How does Module.cuda() work and how to extend new modules that can use .cuda() to put its data to gpu?

I want to write a loss function which will create new variables according to the shape of input data. The matter is when I use my loss with loss.cuda(0), the data in it won’t move to gpu device, and if the input data is on gpu it will occur error.

I referred to the code of loss functions already exists in PyTorch and noticed there is a class named _WeightedLoss and is used in NLLLoss. But because the weight NLL use is created in its init and needn’t adjust according to the input data, I don’t think this way is suitable for my problem.

The function I want to write can approximately described like below:

class exampleLoss(nn.Module):
    def __init__(self):
    def forward(self,input, groundTruth):
        #some computation
        return result

I also noticed that the net I wrote before which also inherit from nn.Module can use net.cuda() to put all the layers and parameters to gpu even I don’t use functions like nn.ModuleList or nn.register_buffer. What’s the mechanism PyTorch used for collecting members of one class and make them available for cuda() operation?

Briefly, I want to use .cuda() to put my loss function which will create variables during forward() to gpu and is curious about the mechanism behind Module.cuda() operation.

Any help is appreciated.
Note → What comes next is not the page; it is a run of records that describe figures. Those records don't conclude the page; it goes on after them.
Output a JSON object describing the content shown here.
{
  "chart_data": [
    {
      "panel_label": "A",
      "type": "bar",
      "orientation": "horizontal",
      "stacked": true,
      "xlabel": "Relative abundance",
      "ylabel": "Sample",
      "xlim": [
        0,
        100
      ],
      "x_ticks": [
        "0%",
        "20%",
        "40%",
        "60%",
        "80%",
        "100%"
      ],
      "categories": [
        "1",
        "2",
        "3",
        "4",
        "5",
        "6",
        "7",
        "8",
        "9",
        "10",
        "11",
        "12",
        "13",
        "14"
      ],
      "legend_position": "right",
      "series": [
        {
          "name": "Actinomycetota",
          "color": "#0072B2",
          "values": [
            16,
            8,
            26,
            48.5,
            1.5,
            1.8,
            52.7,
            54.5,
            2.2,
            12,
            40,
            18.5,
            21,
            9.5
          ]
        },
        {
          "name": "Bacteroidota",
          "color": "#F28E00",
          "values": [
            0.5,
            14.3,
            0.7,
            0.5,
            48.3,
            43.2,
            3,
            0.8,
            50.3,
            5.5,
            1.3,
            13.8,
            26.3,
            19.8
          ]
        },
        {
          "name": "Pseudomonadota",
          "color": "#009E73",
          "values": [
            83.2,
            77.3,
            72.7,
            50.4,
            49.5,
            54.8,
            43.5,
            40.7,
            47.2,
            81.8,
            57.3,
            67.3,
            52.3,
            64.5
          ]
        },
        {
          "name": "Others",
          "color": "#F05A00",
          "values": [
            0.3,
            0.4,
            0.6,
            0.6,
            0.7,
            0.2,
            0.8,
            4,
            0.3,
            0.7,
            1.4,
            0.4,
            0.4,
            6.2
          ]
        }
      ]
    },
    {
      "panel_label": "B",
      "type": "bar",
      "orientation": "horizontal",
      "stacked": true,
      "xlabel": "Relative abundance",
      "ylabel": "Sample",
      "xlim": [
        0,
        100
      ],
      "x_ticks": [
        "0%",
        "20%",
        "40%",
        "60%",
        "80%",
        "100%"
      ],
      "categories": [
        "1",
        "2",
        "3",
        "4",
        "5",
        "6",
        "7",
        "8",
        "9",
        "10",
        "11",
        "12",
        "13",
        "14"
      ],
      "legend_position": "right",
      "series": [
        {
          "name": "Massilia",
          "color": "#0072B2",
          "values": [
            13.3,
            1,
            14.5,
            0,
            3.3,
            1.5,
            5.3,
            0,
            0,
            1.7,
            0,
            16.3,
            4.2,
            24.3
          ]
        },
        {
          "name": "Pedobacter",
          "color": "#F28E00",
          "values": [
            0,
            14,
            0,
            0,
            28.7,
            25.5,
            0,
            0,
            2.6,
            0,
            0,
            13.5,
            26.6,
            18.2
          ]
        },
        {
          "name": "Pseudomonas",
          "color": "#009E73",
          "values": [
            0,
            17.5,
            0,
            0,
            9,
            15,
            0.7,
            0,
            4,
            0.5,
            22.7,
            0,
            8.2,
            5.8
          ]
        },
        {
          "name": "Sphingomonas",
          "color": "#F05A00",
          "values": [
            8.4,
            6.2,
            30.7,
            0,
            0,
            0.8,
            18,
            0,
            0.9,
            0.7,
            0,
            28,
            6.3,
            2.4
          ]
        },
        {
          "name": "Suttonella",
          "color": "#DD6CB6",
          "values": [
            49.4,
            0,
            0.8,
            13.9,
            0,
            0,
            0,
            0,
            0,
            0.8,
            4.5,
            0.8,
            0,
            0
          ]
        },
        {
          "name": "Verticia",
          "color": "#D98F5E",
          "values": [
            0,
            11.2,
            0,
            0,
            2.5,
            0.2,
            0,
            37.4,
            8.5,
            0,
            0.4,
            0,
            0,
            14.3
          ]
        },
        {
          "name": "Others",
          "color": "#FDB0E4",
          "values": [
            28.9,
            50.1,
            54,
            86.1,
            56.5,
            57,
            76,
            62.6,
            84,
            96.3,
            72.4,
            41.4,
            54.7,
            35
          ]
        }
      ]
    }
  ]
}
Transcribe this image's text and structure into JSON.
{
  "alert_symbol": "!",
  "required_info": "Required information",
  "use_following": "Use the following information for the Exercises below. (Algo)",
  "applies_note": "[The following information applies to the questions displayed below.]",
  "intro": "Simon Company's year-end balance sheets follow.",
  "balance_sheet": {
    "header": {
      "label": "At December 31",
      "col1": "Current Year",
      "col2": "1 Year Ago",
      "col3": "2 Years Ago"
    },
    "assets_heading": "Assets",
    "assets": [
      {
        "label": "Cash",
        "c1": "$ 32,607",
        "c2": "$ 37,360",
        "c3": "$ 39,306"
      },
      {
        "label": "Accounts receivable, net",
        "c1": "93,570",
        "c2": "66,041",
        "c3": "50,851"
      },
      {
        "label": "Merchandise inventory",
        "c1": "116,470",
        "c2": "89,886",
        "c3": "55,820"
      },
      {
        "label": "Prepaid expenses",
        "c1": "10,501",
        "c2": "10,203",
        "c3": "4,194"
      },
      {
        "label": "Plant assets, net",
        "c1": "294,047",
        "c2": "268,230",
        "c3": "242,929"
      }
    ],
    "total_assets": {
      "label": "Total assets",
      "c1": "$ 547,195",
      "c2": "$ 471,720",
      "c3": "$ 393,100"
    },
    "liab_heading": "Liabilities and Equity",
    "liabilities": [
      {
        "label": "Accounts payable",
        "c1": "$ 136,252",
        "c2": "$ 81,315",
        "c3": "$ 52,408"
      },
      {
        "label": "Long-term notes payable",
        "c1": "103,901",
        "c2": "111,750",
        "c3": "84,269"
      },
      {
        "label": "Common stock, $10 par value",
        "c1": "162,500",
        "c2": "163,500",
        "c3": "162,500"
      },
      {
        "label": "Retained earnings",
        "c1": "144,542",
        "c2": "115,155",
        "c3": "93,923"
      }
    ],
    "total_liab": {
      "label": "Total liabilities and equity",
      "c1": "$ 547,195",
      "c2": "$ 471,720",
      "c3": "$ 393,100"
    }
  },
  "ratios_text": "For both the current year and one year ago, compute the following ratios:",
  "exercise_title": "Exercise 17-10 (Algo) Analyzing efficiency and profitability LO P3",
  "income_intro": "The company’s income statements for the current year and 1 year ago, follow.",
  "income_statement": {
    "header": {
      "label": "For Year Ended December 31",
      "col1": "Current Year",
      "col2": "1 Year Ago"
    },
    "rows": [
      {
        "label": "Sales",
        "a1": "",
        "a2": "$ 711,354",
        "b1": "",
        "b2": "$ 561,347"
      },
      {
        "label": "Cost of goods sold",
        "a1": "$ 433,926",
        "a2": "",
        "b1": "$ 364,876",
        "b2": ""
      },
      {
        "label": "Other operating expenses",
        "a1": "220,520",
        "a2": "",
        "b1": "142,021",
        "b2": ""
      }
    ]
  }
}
Thanks!

1 Like


When you call .cuda() all the parameters and buffers of the module are moved to the gpu.
Parameters are everything that you saved as = nn.Parameter(args).
Buffers are any Tensor that you saved on self as = torch.rand(10).
All this is done in the __setattr__ functions of the Module if you want to check the implementation details.

If you create new tensors during the forward, it’s your responsability to create them with the right type. The set of functions torch.*_like(input) and input.new_*(new_tensor_size) can be used to easily create new tensors with the same type/device(/size) as other tensors.


Thanks for your reply. I haven’t noticed the device of torch.*_like(input) is also the same as that of input until you remind me. I will check __setattr__ for details. And that’s the second time you answered me. Thanks again!:grin:


Does model_cuda = model_cpu.cuda() also copy the model_cpu.state_dict() to model_cuda?



The .cuda() of is inplace for Modules. So you can simply do model.cuda() to transform model from cpu to cuda.

1 Like

Oh right! I just got to know that! Interesting that tensor.cuda() returns a copy of the tensor but model.cuda() is in-place.